After realizing that her weight has again dropped over the past few months, we started putting together a reasonable meal plan this weekend, one that will hopefully get her to start gaining some weight. Mira has always enjoyed yogurts, rice milk mixed with protein powders, and squeezable fruit and vegetable packets. Unfortunately, these alone aren't enough to hit her daily target caloric intake, especially the fruit and vegetable packets, which tend to only tend to be in the 75-100 calories each, at best. We are trying to come up with creative ways to add avocado, coconut oil, peanut butter, yogurt, pudding, rice milk, malted milk, and other higher calorie foods to her diet, which is challenging. Long ago, Mira used to enjoy sweet potatoes and macaroni and cheese, and other more firm foods, but since she can no longer tolerate these, it has been difficult to have her drink anything like that, in a pureed form - they just don't go over as well when she is drinking them through a bottle. This weekend however, she has really enjoyed some of the smoothies we have put together for her, which I might add, always need to be warm - Mira will refuse to drink anything below room temperature, which also creates a challenge when everything has to be a warmer temperature.

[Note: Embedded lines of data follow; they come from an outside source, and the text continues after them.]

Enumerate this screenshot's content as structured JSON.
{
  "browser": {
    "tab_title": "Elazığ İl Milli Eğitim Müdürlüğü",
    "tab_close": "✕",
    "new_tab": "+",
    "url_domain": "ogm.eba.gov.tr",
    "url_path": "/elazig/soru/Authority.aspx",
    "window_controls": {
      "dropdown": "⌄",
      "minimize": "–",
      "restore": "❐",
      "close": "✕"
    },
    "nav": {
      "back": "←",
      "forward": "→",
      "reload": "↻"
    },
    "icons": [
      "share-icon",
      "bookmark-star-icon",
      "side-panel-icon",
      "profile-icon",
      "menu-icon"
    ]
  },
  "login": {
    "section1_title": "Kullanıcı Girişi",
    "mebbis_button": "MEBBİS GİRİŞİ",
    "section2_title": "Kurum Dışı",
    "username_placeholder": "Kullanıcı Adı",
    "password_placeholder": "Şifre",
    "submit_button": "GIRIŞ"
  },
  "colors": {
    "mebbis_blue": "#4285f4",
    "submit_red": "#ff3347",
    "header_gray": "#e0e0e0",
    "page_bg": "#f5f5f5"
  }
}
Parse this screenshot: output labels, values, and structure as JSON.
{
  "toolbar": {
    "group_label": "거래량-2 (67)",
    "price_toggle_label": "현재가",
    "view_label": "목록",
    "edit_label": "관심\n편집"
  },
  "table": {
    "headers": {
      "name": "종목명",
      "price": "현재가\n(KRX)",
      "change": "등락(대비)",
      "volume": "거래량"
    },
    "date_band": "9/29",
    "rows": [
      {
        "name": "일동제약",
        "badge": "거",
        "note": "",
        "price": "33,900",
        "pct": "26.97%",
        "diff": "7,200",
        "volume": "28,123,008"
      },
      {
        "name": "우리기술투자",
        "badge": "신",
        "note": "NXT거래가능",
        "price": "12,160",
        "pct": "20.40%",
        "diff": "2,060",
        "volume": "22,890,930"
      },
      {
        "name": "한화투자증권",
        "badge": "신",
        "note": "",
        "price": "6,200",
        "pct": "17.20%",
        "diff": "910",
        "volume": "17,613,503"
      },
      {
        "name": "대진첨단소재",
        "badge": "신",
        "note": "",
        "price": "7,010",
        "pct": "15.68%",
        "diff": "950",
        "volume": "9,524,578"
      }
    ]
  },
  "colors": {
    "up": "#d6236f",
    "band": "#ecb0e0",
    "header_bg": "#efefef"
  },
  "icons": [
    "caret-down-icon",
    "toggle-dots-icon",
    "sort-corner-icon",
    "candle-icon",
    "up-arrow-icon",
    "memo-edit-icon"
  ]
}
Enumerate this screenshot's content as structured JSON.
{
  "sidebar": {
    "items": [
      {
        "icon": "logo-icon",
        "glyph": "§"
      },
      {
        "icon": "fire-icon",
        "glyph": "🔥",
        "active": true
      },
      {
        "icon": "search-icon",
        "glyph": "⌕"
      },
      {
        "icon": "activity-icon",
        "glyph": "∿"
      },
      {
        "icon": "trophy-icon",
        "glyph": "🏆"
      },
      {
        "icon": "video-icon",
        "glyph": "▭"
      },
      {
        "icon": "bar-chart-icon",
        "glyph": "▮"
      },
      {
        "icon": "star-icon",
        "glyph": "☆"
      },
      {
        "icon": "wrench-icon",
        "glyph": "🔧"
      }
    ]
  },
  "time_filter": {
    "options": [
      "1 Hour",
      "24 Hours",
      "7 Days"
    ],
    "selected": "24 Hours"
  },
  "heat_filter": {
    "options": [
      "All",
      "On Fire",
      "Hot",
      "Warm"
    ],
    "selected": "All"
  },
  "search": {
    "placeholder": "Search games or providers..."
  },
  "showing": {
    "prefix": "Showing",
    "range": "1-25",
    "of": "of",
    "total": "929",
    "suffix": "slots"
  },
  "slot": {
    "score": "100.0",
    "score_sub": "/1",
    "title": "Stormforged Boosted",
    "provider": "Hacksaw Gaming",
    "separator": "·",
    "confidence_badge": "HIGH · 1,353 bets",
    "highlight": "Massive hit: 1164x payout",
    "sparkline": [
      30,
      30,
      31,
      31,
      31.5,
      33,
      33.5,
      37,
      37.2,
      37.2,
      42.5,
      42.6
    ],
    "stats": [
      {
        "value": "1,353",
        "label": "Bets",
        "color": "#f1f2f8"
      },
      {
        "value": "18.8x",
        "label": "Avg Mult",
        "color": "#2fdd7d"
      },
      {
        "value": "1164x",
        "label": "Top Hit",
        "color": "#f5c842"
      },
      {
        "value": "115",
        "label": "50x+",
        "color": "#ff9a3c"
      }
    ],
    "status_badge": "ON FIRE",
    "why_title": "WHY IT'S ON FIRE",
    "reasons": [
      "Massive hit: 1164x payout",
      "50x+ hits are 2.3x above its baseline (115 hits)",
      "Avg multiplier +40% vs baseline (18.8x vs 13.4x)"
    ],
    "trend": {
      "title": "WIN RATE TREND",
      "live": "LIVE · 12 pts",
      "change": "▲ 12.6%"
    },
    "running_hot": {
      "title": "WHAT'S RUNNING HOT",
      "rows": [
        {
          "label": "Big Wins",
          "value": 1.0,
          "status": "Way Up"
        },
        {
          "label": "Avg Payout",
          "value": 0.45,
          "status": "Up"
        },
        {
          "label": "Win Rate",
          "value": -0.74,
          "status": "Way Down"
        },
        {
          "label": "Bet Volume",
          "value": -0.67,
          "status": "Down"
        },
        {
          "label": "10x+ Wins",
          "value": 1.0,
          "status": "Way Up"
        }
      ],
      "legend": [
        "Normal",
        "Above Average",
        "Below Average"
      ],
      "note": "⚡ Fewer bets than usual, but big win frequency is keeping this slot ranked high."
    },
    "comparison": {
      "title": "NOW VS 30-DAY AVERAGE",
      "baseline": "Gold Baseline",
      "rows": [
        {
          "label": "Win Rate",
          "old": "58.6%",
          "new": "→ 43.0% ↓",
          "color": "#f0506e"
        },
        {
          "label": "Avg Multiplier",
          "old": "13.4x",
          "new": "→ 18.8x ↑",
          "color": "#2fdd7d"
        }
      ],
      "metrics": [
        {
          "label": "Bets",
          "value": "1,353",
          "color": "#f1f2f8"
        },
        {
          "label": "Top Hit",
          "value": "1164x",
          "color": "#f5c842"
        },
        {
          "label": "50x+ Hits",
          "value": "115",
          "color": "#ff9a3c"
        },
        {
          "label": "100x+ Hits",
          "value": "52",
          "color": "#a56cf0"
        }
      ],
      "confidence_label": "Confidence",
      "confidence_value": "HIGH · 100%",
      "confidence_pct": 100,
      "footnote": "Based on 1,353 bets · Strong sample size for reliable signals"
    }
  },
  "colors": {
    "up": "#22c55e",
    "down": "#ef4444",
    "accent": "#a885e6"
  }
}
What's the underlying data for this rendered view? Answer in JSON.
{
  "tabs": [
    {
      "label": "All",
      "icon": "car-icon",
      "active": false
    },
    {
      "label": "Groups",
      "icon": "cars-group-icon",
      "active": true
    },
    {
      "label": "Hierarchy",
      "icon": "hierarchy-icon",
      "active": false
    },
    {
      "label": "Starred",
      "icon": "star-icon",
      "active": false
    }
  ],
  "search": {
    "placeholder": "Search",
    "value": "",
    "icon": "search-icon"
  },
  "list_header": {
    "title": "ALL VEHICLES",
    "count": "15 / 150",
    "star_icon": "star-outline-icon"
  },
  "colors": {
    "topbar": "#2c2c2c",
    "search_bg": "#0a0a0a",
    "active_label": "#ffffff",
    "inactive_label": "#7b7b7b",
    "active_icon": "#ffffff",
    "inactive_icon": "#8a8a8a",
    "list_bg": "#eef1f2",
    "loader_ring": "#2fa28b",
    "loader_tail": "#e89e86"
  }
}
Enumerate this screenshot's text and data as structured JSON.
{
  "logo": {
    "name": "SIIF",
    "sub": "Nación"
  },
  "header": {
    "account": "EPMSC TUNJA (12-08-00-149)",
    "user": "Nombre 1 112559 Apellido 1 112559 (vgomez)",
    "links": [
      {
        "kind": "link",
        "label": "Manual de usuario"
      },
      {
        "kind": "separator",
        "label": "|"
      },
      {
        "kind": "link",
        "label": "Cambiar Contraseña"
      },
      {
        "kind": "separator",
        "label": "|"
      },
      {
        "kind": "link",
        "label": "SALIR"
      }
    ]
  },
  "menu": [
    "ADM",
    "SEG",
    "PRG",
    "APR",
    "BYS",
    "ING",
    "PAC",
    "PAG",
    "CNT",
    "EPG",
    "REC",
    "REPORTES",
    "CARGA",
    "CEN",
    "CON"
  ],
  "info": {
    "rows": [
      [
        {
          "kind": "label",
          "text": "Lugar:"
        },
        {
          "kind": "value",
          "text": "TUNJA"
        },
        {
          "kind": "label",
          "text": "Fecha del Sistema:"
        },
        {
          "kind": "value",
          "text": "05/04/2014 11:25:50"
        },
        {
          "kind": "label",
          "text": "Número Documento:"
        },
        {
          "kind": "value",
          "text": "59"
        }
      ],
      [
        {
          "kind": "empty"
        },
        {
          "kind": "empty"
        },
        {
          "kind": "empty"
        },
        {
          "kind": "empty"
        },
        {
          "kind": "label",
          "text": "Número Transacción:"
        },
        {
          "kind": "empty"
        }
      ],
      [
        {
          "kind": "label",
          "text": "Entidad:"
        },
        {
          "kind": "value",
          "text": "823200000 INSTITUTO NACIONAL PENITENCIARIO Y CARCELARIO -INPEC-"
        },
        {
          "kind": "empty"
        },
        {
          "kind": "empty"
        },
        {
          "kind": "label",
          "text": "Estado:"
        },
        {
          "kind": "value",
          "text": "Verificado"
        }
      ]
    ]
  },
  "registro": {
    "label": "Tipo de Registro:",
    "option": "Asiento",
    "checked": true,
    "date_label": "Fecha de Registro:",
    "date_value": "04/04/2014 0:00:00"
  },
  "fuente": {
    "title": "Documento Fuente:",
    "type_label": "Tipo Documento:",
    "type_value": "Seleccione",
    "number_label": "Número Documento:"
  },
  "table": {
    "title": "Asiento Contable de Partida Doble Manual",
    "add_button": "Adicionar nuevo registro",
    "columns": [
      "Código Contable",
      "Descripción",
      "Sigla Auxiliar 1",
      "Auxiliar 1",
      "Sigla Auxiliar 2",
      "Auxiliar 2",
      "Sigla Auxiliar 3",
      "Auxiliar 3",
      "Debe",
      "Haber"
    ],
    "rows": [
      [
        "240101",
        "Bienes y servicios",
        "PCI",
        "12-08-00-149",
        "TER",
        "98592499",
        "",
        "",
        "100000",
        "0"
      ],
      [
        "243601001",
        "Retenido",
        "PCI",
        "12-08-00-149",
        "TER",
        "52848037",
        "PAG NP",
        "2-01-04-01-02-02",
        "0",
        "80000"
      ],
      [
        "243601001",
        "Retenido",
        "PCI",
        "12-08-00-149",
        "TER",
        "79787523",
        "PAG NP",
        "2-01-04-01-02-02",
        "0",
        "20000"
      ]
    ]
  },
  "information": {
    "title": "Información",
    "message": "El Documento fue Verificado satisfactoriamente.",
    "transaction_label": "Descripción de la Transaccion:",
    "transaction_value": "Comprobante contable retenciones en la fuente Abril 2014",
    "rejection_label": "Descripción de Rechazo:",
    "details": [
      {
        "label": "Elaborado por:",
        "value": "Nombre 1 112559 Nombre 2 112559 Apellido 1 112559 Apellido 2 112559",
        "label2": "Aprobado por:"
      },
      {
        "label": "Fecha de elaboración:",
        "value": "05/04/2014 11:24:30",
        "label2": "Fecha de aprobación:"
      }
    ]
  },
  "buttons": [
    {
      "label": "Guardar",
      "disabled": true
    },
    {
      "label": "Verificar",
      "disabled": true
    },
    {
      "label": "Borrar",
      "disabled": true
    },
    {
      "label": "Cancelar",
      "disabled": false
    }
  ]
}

If anyone has recipe ideas that might work for someone like Mira, I would love to hear them!

Saturday, November 5, 2016

An Afternoon in the Seating Clinic

Mira was having a fantastic week, all the way up until Thursday. Our busiest day turned out to be a rough one for Mira. She was fine when she got up Thursday in the morning, but had a huge tonic-clonic about 8:45am at school, then had another one about an hour later. These 2 seizures completely wiped her out for the rest of the day. Unfortunately, it was very bad timing, as we have had Mira's seating clinic appointment on the books for 3 months now, and we had to take her in that afternoon. She was having a significant bout of dystonia - her legs rigid, her torso and back damp from her body temperature being out of whack, and very altered overall. We couldn't get her to do anything but slouch in her chair for the entire appointment. Poor kid - she wasn't fussy at all, but suffering with the aftershocks of the earlier seizure activity. 

As far as the appointment went, it was fine. Perhaps there was enough water under the bridge from our last experience with the DME company (it had been 4 years) but it was still mildly awkward. The irony was, that we had originally gone in to the clinic to order a lightweight stroller for Mira, one that we could lift easily in the back of the van, and we walked out ordering a stroller and a new chair. We did not realize that it had been over 4 years since we actually took possession of the chair she is in now, and after discussing all of the issues we had been dealing with over the past 6 months, we decided to get the ball rolling on getting her a new 'permanent' chair. The clinic said appointments are 6 months out, so it just made sense to just move forward with the process now, while we have everyone in the same room. Her new chair will be similar to the one she currently has, only the frame will be longer to accommodate her future growth. Height wise, she has maxed out the seat and frame of her current chair, with zero options to expand it any further. This is the first step in this whole process and I sincerely hope it does not get derailed down the road, as we have run into so many times before with this company.

Mira has been doing much better over the past 2 days - her appetite is back and her dystonia has subsided. She has been very quiet and sleeping a lot.